Levitando

Éstos vienen pretenciosamente pegando fuerte. Nos dirán que todo lo hicimos mal, que ellos sí que lo resuelven. Que nos doblegamos demasiado pronto, que somos unos traidores: a Euskadi, a la República, a la revolución, al Quinto Regimiento y a la décima utopía. Y seguro que tienen razón. Después de tantos años aprendiendo cómo se hacen las cosas bien…

Una de las pruebas de que hace tiempo entraste en la senectud es que no entiendes nada y, lo que es peor, que nadie parece entenderte a ti. Que eres un prototipo de los que describe Félix de Azua -pues él también desconoce el entorno en que empieza a vivir y es muy sensible a lo que nos pasa-, que demuestra con todo realismo y crueldad que estamos fuera de órbita al indicar que los escritores hoy de adoración son los que en su día repudiamos nosotros, y los deseos actuales de la gente, dispuestas a triunfar mágicamente en la vida mediante Gran Hermano u Operación Triunfo, denuncia, nos escandalizan. Vivimos fuera de la corriente, siendo, pues, unos incorrectos. Nostálgicos de nuestras viejas batallitas y de nuestros muchos errores, de los que jamás pediremos perdón, porque otros los van a cometer más gordos -de eso estamos testarudamente convencidos, a la vez que agradecidos a nuestros enemigos porque no nos dejaran ganar-, esperando nuestra hora entreteniéndonos, cual fantasmas de tragedia, yendo levitando de estancia en estancia. Si osas bajar al suelo te arrean un estacazo o una descarga eléctrica para acostumbrarte como a los perros de Pavlov y no te andes con tonterías. Sólo nos queda morir prematuramente o recibir descargas.

Quizás nos hayan metido demasiado pronto en la vejez, que puede ser una queja que se ha repetido desde los orígenes de la Humanidad y resulte muy poco original. Éstos que vienen llegan pretenciosamente pegando fuerte, cual los yuppies de Manhattan (perdonen esta comparación, pero vengo de allí y me ha dejado aquello muy impresionado, que lo mío es el Lunes de Gernika y no mucho más). Yuppies que siempre van detrás de un café, los auriculares puestos oyendo las cotizaciones de Bolsa, con una bolsa, la otra, ésta de papel y más modesta, bajo el brazo con un miserable bocadillo por toda comida comprado en el chino de la esquina. Menos de dos dólares, ¡tacaño!, pero dispuesto el yuppie a matar por el triunfo, y que caiga hasta el apuntador. Un triunfo que, al contrario que el que nosotros deseábamos cuando podíamos algo desear, no es colectivo; éste es más individualista que el de la vedette bajando la escalinata.

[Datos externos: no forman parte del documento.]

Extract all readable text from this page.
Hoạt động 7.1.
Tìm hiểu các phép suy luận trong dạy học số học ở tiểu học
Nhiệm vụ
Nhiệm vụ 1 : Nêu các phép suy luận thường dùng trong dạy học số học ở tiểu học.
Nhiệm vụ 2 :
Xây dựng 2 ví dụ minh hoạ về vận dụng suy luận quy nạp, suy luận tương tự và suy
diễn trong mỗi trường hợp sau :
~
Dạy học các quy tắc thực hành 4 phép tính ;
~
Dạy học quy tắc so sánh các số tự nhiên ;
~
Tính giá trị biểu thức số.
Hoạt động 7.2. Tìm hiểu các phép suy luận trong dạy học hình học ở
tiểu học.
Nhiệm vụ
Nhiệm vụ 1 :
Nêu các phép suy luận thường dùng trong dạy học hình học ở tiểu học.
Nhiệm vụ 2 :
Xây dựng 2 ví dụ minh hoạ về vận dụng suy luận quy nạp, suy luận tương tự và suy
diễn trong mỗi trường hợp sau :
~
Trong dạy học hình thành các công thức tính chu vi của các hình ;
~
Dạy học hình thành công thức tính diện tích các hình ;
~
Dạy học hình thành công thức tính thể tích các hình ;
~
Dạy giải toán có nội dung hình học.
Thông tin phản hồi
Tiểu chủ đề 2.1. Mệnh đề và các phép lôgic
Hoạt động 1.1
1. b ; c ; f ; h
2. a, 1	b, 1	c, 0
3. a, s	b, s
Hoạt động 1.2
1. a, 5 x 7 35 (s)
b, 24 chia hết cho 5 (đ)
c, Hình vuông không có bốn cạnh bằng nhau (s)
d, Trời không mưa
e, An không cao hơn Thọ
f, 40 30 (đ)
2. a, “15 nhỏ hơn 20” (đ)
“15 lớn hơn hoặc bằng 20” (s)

El yuppie neoyorquino que se parece a los de aquí -al fin y al cabo, el metro cuadrado de la Gran Manzana está al mismo precio que el del garaje para residentes que dentro de poco vendrá el alcalde a inaugurar al lado de mi casa, y hasta se atreverá a decir que es una obra social- no se parece en nada a lo que fuimos. Es evidente que nosotros nada tenemos que ver con vedettes; eso Millán Astray, que era varias generaciones anterior y no recibió el jarabe de la pureza del nacionalcatolicismo y que anduvo con la más famosa, ni con los yuppies, que son los de ahora, y compran asqueroso café en establecimientos de franquicia americana donde ni siquiera venden cerveza.

Tomando el sol sentados en la plaza del pueblo con las manos apoyadas sobre la cachaba, soñando que aparezca la señora de buen ver y le podamos, es todo un sano entretenimiento, enseñar cómo se utiliza la Visa para pagar la gasolina, vemos pasar los días. ¡Es la última ilusión! Que nos la respeten; al menos ésta es inocente. Pero me temo que no. Nos dirán que nada de fantasías seniles, que todo lo que hicimos lo hicimos mal, que ellos si que lo resuelven. Que nos doblegamos demasiado pronto, que por eso casi, o sin casi, somos unos traidores. Traidores a Euskadi, a la República, a la revolución, al Quinto Regimiento y a la décima utopía según se dobla a la izquierda. Entonemos todos a coro «oh Che camino, patria o muerte es mi destino» del libro de cánticos situado en el reclinatorio.

Y seguro que tienen razón. Después de pasarse tantos años aprendiendo cómo se hacen las cosas bien nos tienen que dar sopas con honda. Porque, claro, qué sabíamos nosotros, qué libros podíamos leer que no fueran los de la JOC, la Juventud Obrera Católica, que no sufrían tanta censura. Qué sabíamos nosotros, cuyo único modelo era el de nuestros vencedores. Nosotros no sabíamos nada. Sólo que la libertad se conquista y no se coge de un supermercado.